The consumption of red meat varieties is associated with some risk of harm to health. This risk is especially increased due to excessive consumption or improper cooking method.

The potential harmful properties of red meat include:

  1. Heart and vascular diseases. Red meats are rich in saturated fats and trans fats, which increase the concentration of plasma cholesterol in the blood. As a result, the risk of atherosclerotic plaque formation increases. Also marked increased formation of trimethylamine N-oxide in the intestine with regular consumption of such meat. This metabolite increases the risk of death from cardiovascular pathologies.
  2. Malignant tumors. Specialists of the World Health Organization claim that red meats can be carcinogenic to the human body, and processed or fried meat is guaranteed to be carcinogenic. Eating such meat increases the risk of developing cancer of the colon and rectum, prostate in men, pancreas, and stomach the most.
  3. Type II diabetes mellitus. Recent scientific research notes the connection of red meat with an increase in the incidence of this disease.
  4. Allergic reactions. Hypersensitivity to proteins is uncommon and can be characterized by any course: from urticaria to anaphylactic shock.
  5. Helminthiasis infection. Meat (with inadequate heat treatment and improper livestock breeding conditions) may contain parasites that are dangerous to humans. For example, pork can become a source of tapeworm, trichinella, or toxoplasma.

Separately, it should be noted the difference between the different ways of cooking meat. For example, the safest are:

  • Baking in the oven;
  • Boiling;
  • Steaming;
  • Extinguishing.

Frying in vegetable oil gives any meat a significant carcinogenic effect, since the product increases the content of substances that can cause malignant processes:

  • Nitrosamines;
  • Heterocyclic amines;
  • Glycation end products;
  • Oxidized lipids.
Thus, eating red meat can lead to a number of undesirable effects. You should carefully consider the rationing of consumption and the choice of cooking methods.

Admission Tips

There are several rules for healthy meat consumption:

  1. Using mild cooking methods. Preference should be given to stewing, cooking, steaming or in the oven. The consumption of fried red meat should be limited or completely abandoned.
  2. Rejection of vegetable oils. If it is impossible to give up fried meat, you should limit the use of vegetable oils, which after thermal exposure negatively affect the incidence of cancer. It is recommended to give preference to non-stick frying pans.
  3. Combination with vegetables and fruits. Any vegetable dishes reduce the carcinogenic properties of meat products.
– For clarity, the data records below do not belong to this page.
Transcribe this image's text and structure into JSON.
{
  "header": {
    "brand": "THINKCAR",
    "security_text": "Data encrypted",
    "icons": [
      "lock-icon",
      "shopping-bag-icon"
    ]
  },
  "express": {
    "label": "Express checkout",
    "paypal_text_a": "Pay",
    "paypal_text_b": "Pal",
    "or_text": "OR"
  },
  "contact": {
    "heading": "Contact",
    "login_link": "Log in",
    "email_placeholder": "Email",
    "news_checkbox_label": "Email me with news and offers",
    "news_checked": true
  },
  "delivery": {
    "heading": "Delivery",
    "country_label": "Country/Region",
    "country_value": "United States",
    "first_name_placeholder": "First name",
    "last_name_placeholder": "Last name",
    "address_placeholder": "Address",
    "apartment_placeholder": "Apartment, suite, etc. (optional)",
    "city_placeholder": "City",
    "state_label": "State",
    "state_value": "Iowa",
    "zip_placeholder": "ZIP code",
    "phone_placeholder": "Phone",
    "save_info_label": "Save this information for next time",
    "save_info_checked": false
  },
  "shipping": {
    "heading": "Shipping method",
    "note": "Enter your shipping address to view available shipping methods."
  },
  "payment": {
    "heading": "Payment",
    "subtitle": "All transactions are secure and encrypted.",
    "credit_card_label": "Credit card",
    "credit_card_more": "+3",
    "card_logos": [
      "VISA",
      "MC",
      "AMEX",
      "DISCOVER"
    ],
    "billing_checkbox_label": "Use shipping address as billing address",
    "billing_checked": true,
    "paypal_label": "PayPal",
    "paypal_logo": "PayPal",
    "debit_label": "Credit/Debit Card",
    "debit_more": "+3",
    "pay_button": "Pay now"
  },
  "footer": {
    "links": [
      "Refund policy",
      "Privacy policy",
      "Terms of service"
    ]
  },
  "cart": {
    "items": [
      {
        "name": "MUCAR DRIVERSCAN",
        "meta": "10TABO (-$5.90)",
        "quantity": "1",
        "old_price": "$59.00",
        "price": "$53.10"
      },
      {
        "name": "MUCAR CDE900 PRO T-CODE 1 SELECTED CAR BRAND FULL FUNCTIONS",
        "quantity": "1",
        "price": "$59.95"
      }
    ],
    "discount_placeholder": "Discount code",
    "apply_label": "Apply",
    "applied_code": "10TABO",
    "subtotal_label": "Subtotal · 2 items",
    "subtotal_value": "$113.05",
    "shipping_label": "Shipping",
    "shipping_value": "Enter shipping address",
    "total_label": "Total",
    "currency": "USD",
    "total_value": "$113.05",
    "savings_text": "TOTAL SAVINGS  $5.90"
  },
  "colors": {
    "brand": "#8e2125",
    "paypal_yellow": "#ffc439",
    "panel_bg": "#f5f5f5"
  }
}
The most valuable in this regard are representatives of the Cruciferous family (cabbage, broccoli , arugula , spinach , turnip, kohlrabi ).
  4. Rejection of processed meat. Sausages, sausages, pickled, dried, smoked meat do not bring significant benefits to the body, but on the contrary have a negative effect, since they contain a lot of fats, flavors and other additives. The concentration of essential vitamins is extremely low.
  5. Rationing of admission. Such meat is rich in fats, which, when taken without control, significantly increase the energy value of the diet and increase the risk of obesity.
  6. Combination with some drinks. It has been proven that eating meat together with coffee or red wine significantly reduces the carcinogenic effect.
  7. Manufacturer's choice. It should be remembered that careful control is required for any animals on farms, otherwise they can serve as sources of parasites. It is also recommended to give preference to meat from animals that have not been grown with antibacterial and hormonal drugs.

Following simple rules of consumption and choice can significantly reduce the negative properties of meat.

Conclusion

  1. Thus, red meat has both positive and negative qualities.
  2. With adequate use, it serves as a source of valuable protein, vitamins and minerals, improves the functioning of the musculoskeletal system and the brain, strengthens bones and reduces the likelihood of anemia.
  3. When taken in excess volumes or fried, such meat induces the appearance of malignant processes, cardiovascular and endocrine disorders.